Technical Abstract: The B-subunit of Shiga toxin 2a (B-Stx2a) was detected and identified in three Shiga toxin-producing Escherichia coli (STEC) strains from unfractionated sample supernatants using antibiotic induction, MALDI-TOF-TOF tandem mass spectrometry (MS/MS), post-source decay (PSD) and top-down proteomic analysis with software developed in-house. Singly charged metastable protein ions fragment by the aspartic acid effect mechanism resulting in polypeptide backbone cleavage (PBC) on the C-terminal side of aspartic acid, glutamic acid and asparagine residues. Both the disulfide-intact and disulfide-reduced states of the B-Stx2a were analyzed by MS/MS. The disulfide-intact B-stx2a showed the characteristic fragment ion triplets that result from PBC between the two cysteine residues that form the intramolecular disulfide bond.
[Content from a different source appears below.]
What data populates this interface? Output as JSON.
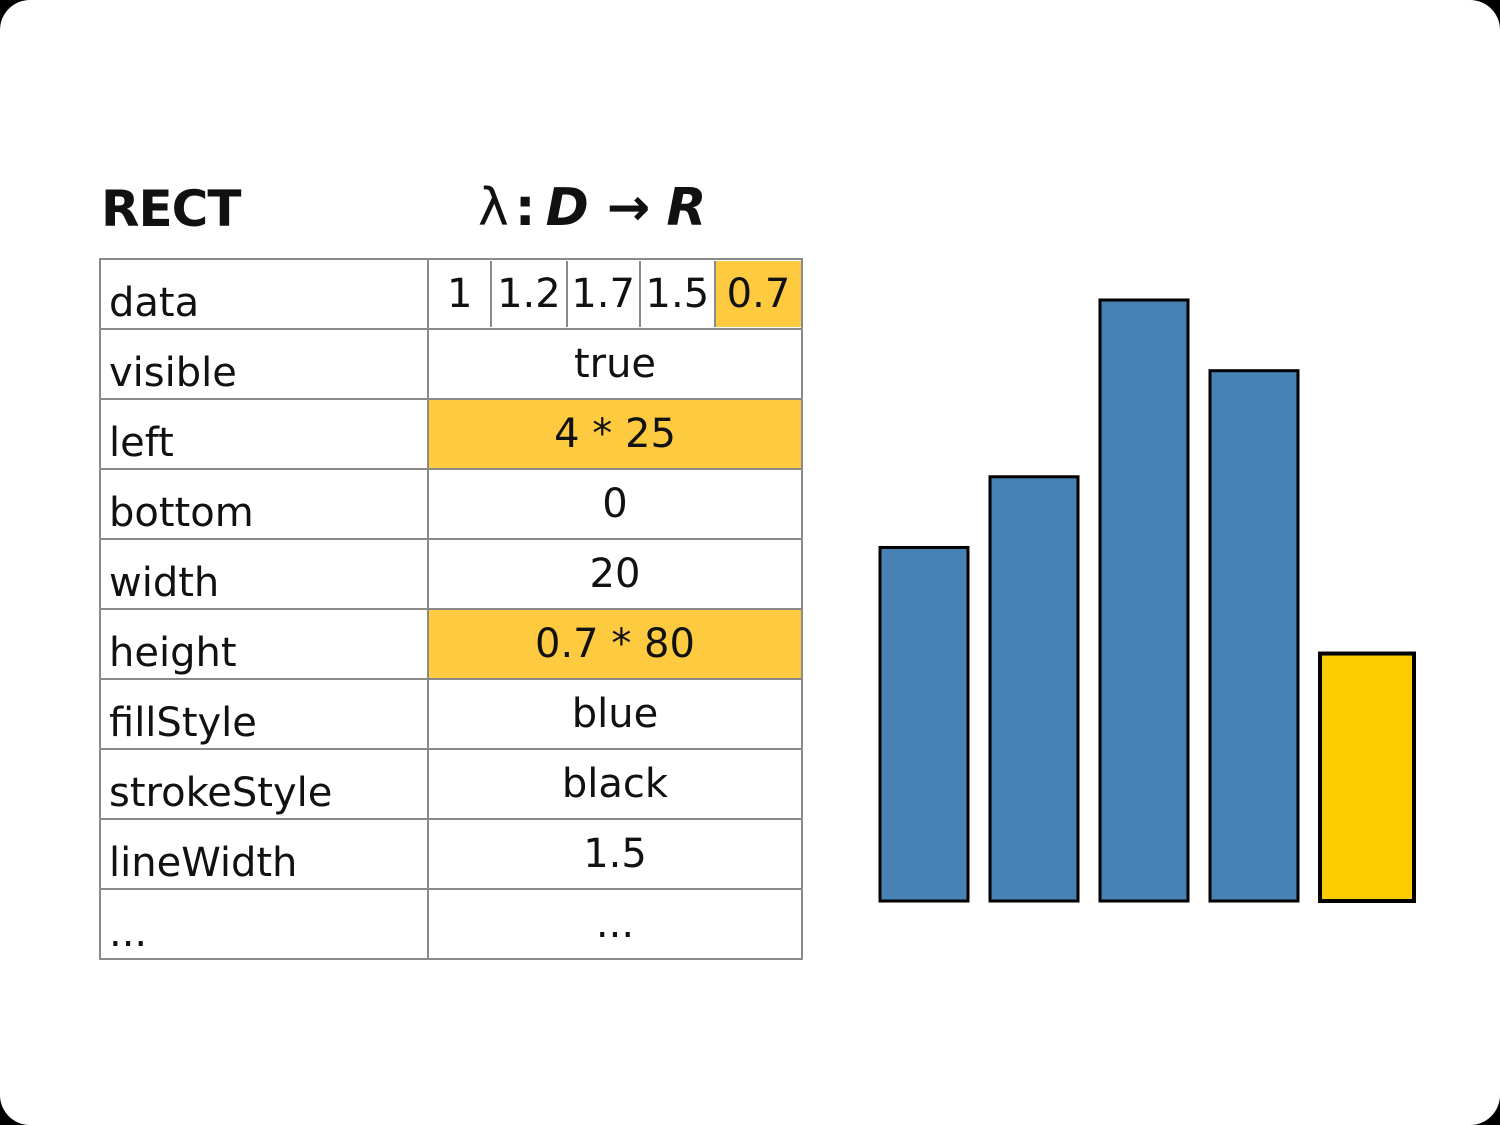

The disulfide-reduced B-Stx2a do not show the fragment ion triplets since the disulfide bond is absent and the secondary structure of the protein ion is a linear chain. In addition, we analyzed the disulfide-intact and disulfide-reduced states of acid-stress proteins: HdeA and HdeB. A similar phenomenon was detected where the disulfide-intact and disulfide-reduced states of HdeA and HdeB showed dramatically different fragmentation pattern by MS/MS. Antibiotic induction of STEC strains triggers a biological response (i.e. SOS response) that causes expression of bacteriophage genes including stx as well as genes responsible for host cell lysis that release phage and the Stx holotoxin into the extracellular milieu. HdeA and HdeB are periplasmic proteins of the bacterial host that interact intimately with the environment especially in response to changes in pH. We found that the Belgium STEC produced less toxin than the Arizona STEC strains based on the relative abundance of the B-Stx2a at a variety of different antibiotic concentrations. Differences in stx expression across STECs are often due to differences in the promoters upstream of the stx gene.